# slasd7.f man page

slasd7.f

## Synopsis

### Functions/Subroutines

subroutine **slasd7** (ICOMPQ, NL, NR, SQRE, K, D, Z, ZW, VF, VFW, VL, VLW, ALPHA, BETA, DSIGMA, IDX, IDXP, IDXQ, PERM, GIVPTR, GIVCOL, LDGCOL, GIVNUM, LDGNUM, C, S, INFO)**SLASD7** merges the two sets of singular values together into a single sorted set. Then it tries to deflate the size of the problem. Used by sbdsdc.

## Function/Subroutine Documentation

### subroutine slasd7 (integer ICOMPQ, integer NL, integer NR, integer SQRE, integer K, real, dimension( * ) D, real, dimension( * ) Z, real, dimension( * ) ZW, real, dimension( * ) VF, real, dimension( * ) VFW, real, dimension( * ) VL, real, dimension( * ) VLW, real ALPHA, real BETA, real, dimension( * ) DSIGMA, integer, dimension( * ) IDX, integer, dimension( * ) IDXP, integer, dimension( * ) IDXQ, integer, dimension( * ) PERM, integer GIVPTR, integer, dimension( ldgcol, * ) GIVCOL, integer LDGCOL, real, dimension( ldgnum, * ) GIVNUM, integer LDGNUM, real C, real S, integer INFO)

**SLASD7** merges the two sets of singular values together into a single sorted set. Then it tries to deflate the size of the problem. Used by sbdsdc.

**Purpose:**

SLASD7 merges the two sets of singular values together into a single sorted set. Then it tries to deflate the size of the problem. There are two ways in which deflation can occur: when two or more singular values are close together or if there is a tiny entry in the Z vector. For each such occurrence the order of the related secular equation problem is reduced by one.
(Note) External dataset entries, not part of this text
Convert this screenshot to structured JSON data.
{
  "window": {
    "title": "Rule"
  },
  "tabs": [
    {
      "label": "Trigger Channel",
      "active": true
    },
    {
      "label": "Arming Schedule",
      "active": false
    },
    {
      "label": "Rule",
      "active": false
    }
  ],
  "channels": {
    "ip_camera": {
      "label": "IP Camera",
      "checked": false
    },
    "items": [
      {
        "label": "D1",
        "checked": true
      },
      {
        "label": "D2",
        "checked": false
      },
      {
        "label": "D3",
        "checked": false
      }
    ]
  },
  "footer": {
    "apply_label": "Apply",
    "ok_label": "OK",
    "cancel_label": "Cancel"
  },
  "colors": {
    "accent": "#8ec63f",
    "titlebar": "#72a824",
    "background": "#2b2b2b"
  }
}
SLASD7 is called from SLASD6.

**Parameters:**-
*ICOMPQ*ICOMPQ is INTEGER Specifies whether singular vectors are to be computed in compact form, as follows: = 0: Compute singular values only. = 1: Compute singular vectors of upper bidiagonal matrix in compact form.

*NL*NL is INTEGER The row dimension of the upper block. NL >= 1.
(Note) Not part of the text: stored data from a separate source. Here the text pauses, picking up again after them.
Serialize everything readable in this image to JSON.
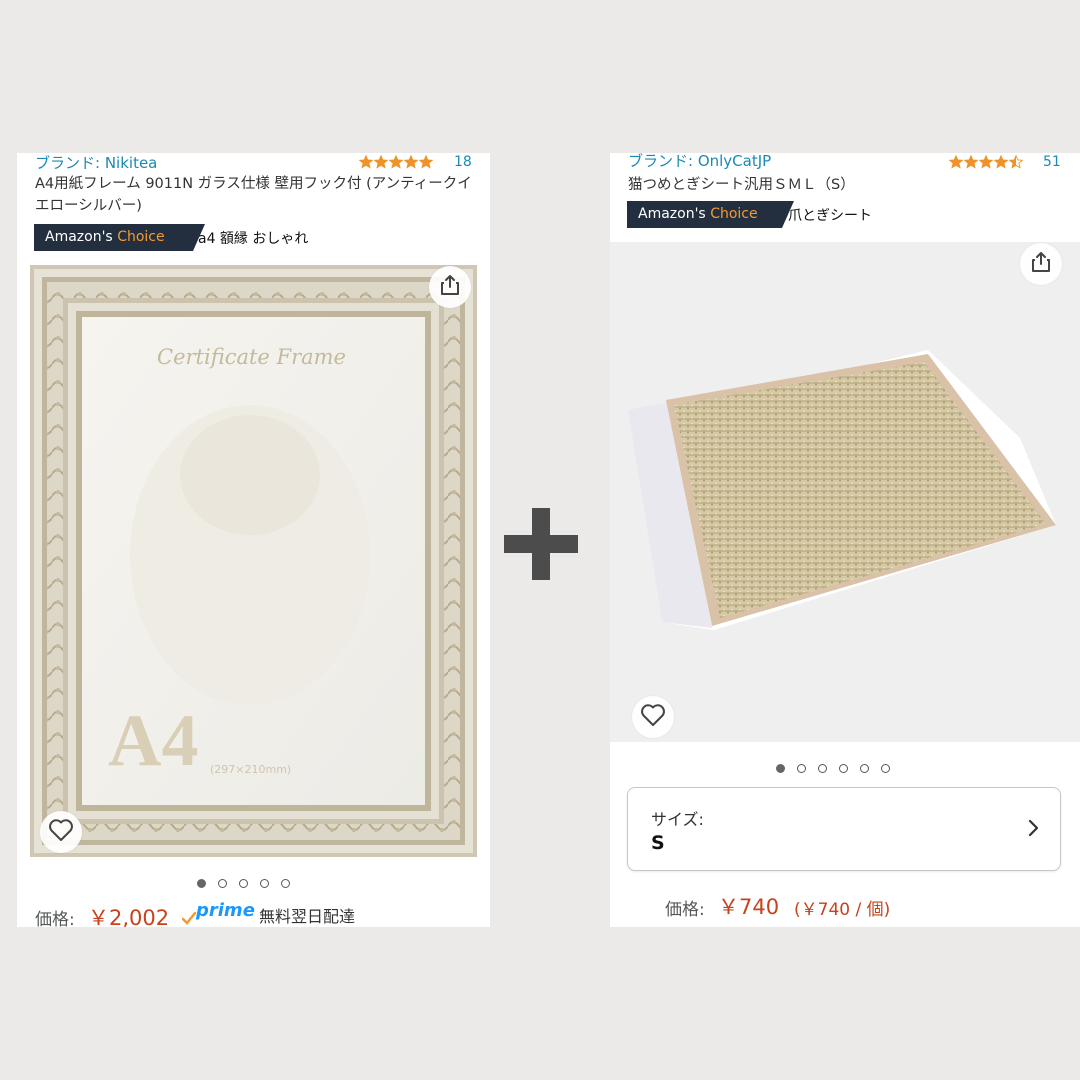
{
  "left_product": {
    "brand": "ブランド: Nikitea",
    "rating": 5,
    "review_count": "18",
    "title": "A4用紙フレーム 9011N ガラス仕様 壁用フック付 (アンティークイエローシルバー)",
    "choice_prefix": "Amazon's ",
    "choice_word": "Choice",
    "choice_keyword": "a4 額縁 おしゃれ",
    "image_title": "Certificate Frame",
    "image_size_big": "A4",
    "image_size_dims": "(297×210mm)",
    "carousel_active": 0,
    "carousel_count": 5,
    "price_label": "価格:",
    "price": "￥2,002",
    "prime": "prime",
    "delivery": "無料翌日配達",
    "icons": {
      "share": "share-icon",
      "favorite": "heart-icon",
      "prime_check": "check-icon"
    }
  },
  "right_product": {
    "brand": "ブランド: OnlyCatJP",
    "rating": 4.5,
    "review_count": "51",
    "title": "猫つめとぎシート汎用ＳＭＬ（S）",
    "choice_prefix": "Amazon's ",
    "choice_word": "Choice",
    "choice_keyword": "爪とぎシート",
    "carousel_active": 0,
    "carousel_count": 6,
    "size_label": "サイズ:",
    "size_value": "S",
    "price_label": "価格:",
    "price": "￥740",
    "unit_price": "(￥740 / 個)",
    "icons": {
      "share": "share-icon",
      "favorite": "heart-icon",
      "chevron": "chevron-right-icon"
    }
  },
  "plus_icon": "plus-icon",
  "colors": {
    "background": "#ebeae8",
    "link": "#1a8ab5",
    "star": "#f0922b",
    "price": "#c7421b",
    "badge": "#232f3e",
    "badge_accent": "#f29b36",
    "prime": "#1a98ff"
  }
}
*NR*NR is INTEGER The row dimension of the lower block. NR >= 1.

*SQRE*SQRE is INTEGER = 0: the lower block is an NR-by-NR square matrix. = 1: the lower block is an NR-by-(NR+1) rectangular matrix. The bidiagonal matrix has N = NL + NR + 1 rows and M = N + SQRE >= N columns.
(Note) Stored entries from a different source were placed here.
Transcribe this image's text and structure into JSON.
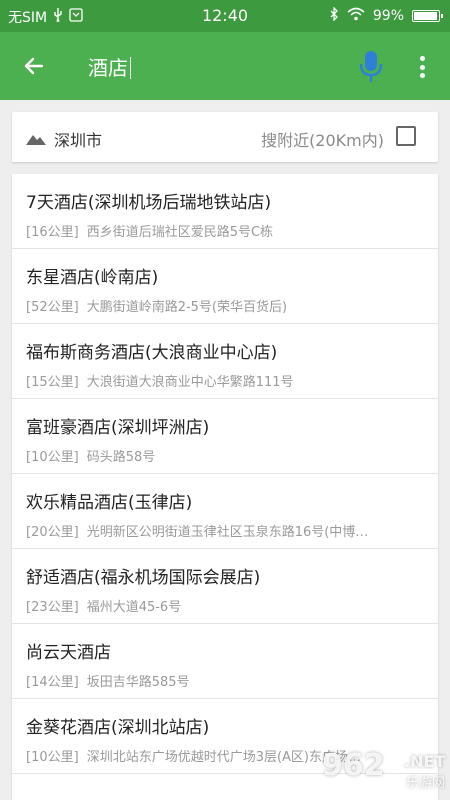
{
  "status_bar": {
    "carrier": "无SIM",
    "time": "12:40",
    "battery": "99%",
    "battery_level": 0.99,
    "icons": [
      "usb-icon",
      "debug-icon",
      "bluetooth-icon",
      "wifi-icon",
      "battery-icon"
    ]
  },
  "app_bar": {
    "search_query": "酒店",
    "colors": {
      "appbar": "#4caf50",
      "statusbar": "#3e9a3f",
      "mic": "#2d7fd8"
    }
  },
  "filter": {
    "city": "深圳市",
    "nearby_label": "搜附近(20Km内)",
    "nearby_checked": false
  },
  "results": [
    {
      "name": "7天酒店(深圳机场后瑞地铁站店)",
      "distance": "[16公里]",
      "address": "西乡街道后瑞社区爱民路5号C栋"
    },
    {
      "name": "东星酒店(岭南店)",
      "distance": "[52公里]",
      "address": "大鹏街道岭南路2-5号(荣华百货后)"
    },
    {
      "name": "福布斯商务酒店(大浪商业中心店)",
      "distance": "[15公里]",
      "address": "大浪街道大浪商业中心华繁路111号"
    },
    {
      "name": "富班豪酒店(深圳坪洲店)",
      "distance": "[10公里]",
      "address": "码头路58号"
    },
    {
      "name": "欢乐精品酒店(玉律店)",
      "distance": "[20公里]",
      "address": "光明新区公明街道玉律社区玉泉东路16号(中博…"
    },
    {
      "name": "舒适酒店(福永机场国际会展店)",
      "distance": "[23公里]",
      "address": "福州大道45-6号"
    },
    {
      "name": "尚云天酒店",
      "distance": "[14公里]",
      "address": "坂田吉华路585号"
    },
    {
      "name": "金葵花酒店(深圳北站店)",
      "distance": "[10公里]",
      "address": "深圳北站东广场优越时代广场3层(A区)东广场…"
    }
  ],
  "watermark": {
    "number": "962",
    "net": ".NET",
    "sub": "乐游网"
  }
}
*K*K is INTEGER Contains the dimension of the non-deflated matrix, this is the order of the related secular equation. 1 <= K <=N.

*D*D is REAL array, dimension ( N ) On entry D contains the singular values of the two submatrices to be combined. On exit D contains the trailing (N-K) updated singular values (those which were deflated) sorted into increasing order.

*Z*Z is REAL array, dimension ( M ) On exit Z contains the updating row vector in the secular equation.

*ZW*ZW is REAL array, dimension ( M ) Workspace for Z.

*VF*VF is REAL array, dimension ( M ) On entry, VF(1:NL+1) contains the first components of all right singular vectors of the upper block; and VF(NL+2:M) contains the first components of all right singular vectors of the lower block. On exit, VF contains the first components of all right singular vectors of the bidiagonal matrix.

*VFW*VFW is REAL array, dimension ( M ) Workspace for VF.

*VL*VL is REAL array, dimension ( M ) On entry, VL(1:NL+1) contains the last components of all right singular vectors of the upper block; and VL(NL+2:M) contains the last components of all right singular vectors of the lower block. On exit, VL contains the last components of all right singular vectors of the bidiagonal matrix.

*VLW*VLW is REAL array, dimension ( M ) Workspace for VL.

*ALPHA*ALPHA is REAL Contains the diagonal element associated with the added row.

*BETA*BETA is REAL Contains the off-diagonal element associated with the added row.

*DSIGMA*DSIGMA is REAL array, dimension ( N ) Contains a copy of the diagonal elements (K-1 singular values and one zero) in the secular equation.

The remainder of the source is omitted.